Also worth mentioning is that I just this week found out about a very,
very important parameter "shared buffers". Ever since the original
person setup our PG (individual no longer with us) this DB had been
running without any major glitches, albeit slow. All this time the
shared buffers were running at default of "64" (8192 block size). Once I
have got this back up and running I have since set this to 1600 shared
buffers (~125MB). I've since noticed a dramatic performance improvement,
I hope that I've striked gold. But cannot claim victory yet it's only
been up for 2 days. 

-Jose

-----Original Message-----
From: Alvaro Herrera [mailto:alvherre@xxxxxxxxxxxxxxxxx] 
Sent: Thursday, June 07, 2007 7:02 AM
To: Richard Huxton
Cc: ARTEAGA Jose; pgsql-general@xxxxxxxxxxxxxx
Subject: Re: [GENERAL] Limitations on 7.0.3?

Richard Huxton wrote:
> ARTEAGA Jose wrote:
> >I have been using postgres 7.0.3 (Solaris 2.9) for the past 4 years
> >without any major problems, until about a month ago. We are now
> >experiencing crashes on the backend (connection lost to backend)
while
> >running queries (inserts, etc). Anyway I don't want to make this too
> >technical but I'd just like to understand if maybe I'm running into
some
> >sort of limit on the size of the database. My biggest table is
currently
> >at 1.5B tuples.
> >
> >Would appreciate if anyone could let me know or is aware of any
limits
> >with 7.0 version. 
> 
> I don't remember any specific size limitations on the 7.0 series.

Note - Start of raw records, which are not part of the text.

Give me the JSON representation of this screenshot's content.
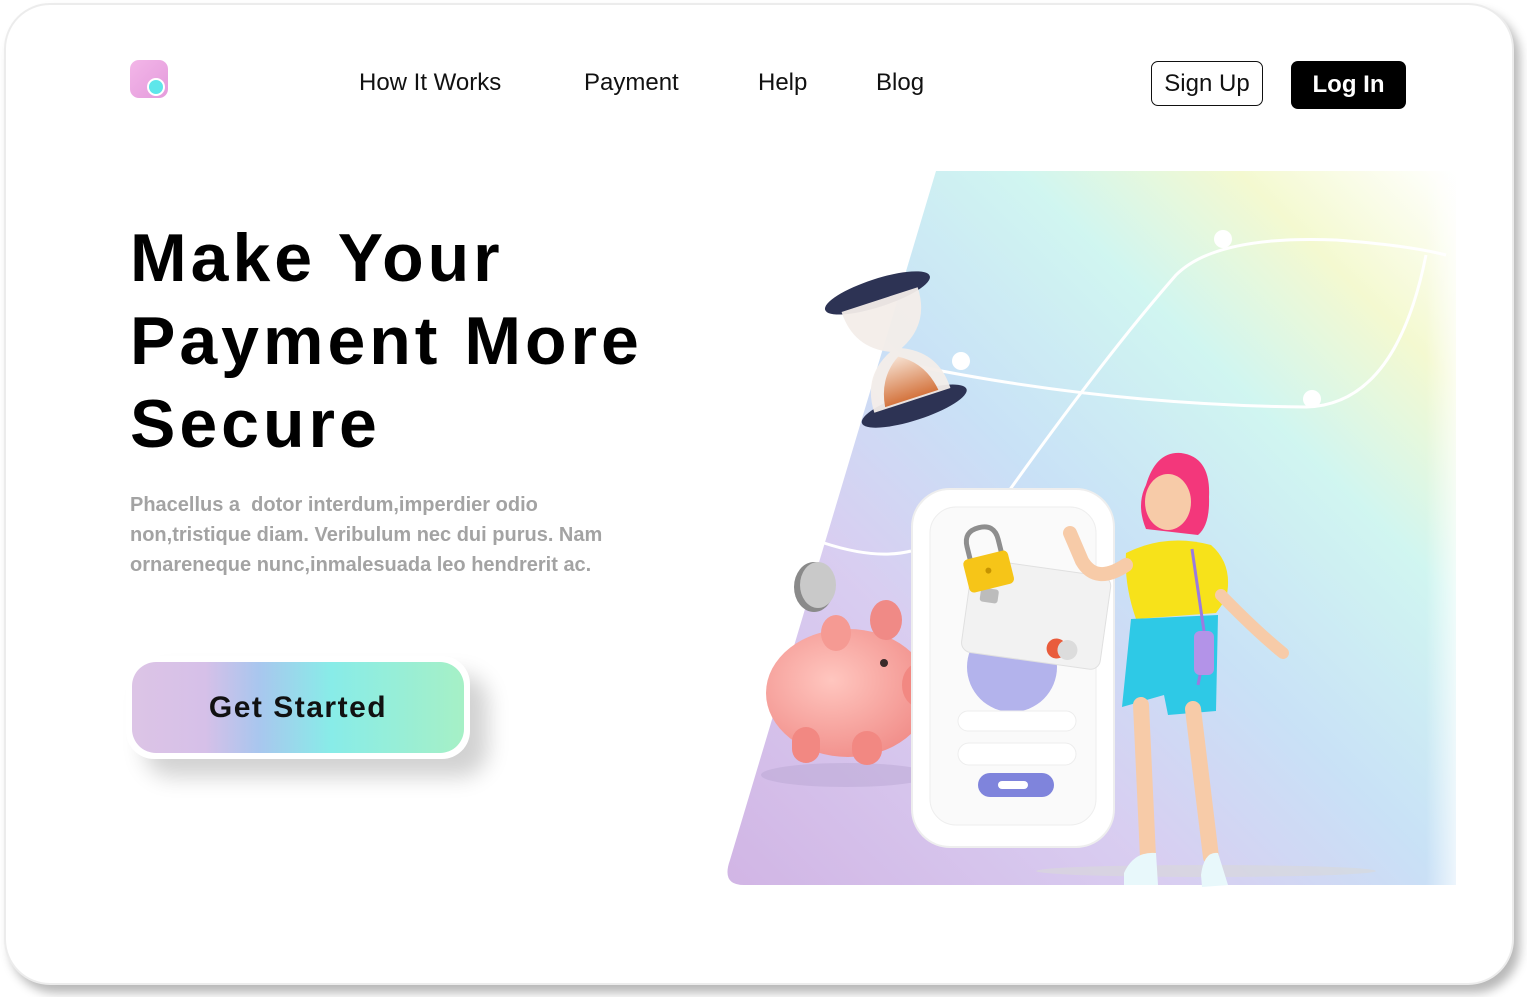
{
  "nav": {
    "links": [
      "How It Works",
      "Payment",
      "Help",
      "Blog"
    ],
    "signup_label": "Sign Up",
    "login_label": "Log In"
  },
  "hero": {
    "headline_lines": [
      "Make Your",
      "Payment More",
      "Secure"
    ],
    "description_lines": [
      "Phacellus a  dotor interdum,imperdier odio",
      "non,tristique diam. Veribulum nec dui purus. Nam",
      "ornareneque nunc,inmalesuada leo hendrerit ac."
    ],
    "cta_label": "Get Started"
  },
  "colors": {
    "accent_pink": "#f3b6e8",
    "accent_cyan": "#5ee6ea",
    "button_dark": "#000000",
    "text_muted": "#a3a3a3"
  },
  "icons": {
    "logo": "app-logo-icon",
    "hourglass": "hourglass-icon",
    "coin": "coin-icon",
    "piggy_bank": "piggy-bank-icon",
    "phone": "smartphone-icon",
    "card": "credit-card-icon",
    "padlock": "padlock-icon"
  }
}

For 
> more detailed help you'll have to provide some specific error
messages.

7.0 didn't have any protection against Xid wraparound.  As soon as you
hit the 4 billion transactions mark, your data suddenly disappeared.
That's what I heard at least -- I didn't have much experience with such
an old beast.  We switched rather quickly to 7.1.

-- 
Alvaro Herrera
http://www.amazon.com/gp/registry/CTMLCN8V17R4
"Before you were born your parents weren't as boring as they are now.
They
got that way paying your bills, cleaning up your room and listening to
you
tell them how idealistic you are."  -- Charles J. Sykes' advice to
teenagers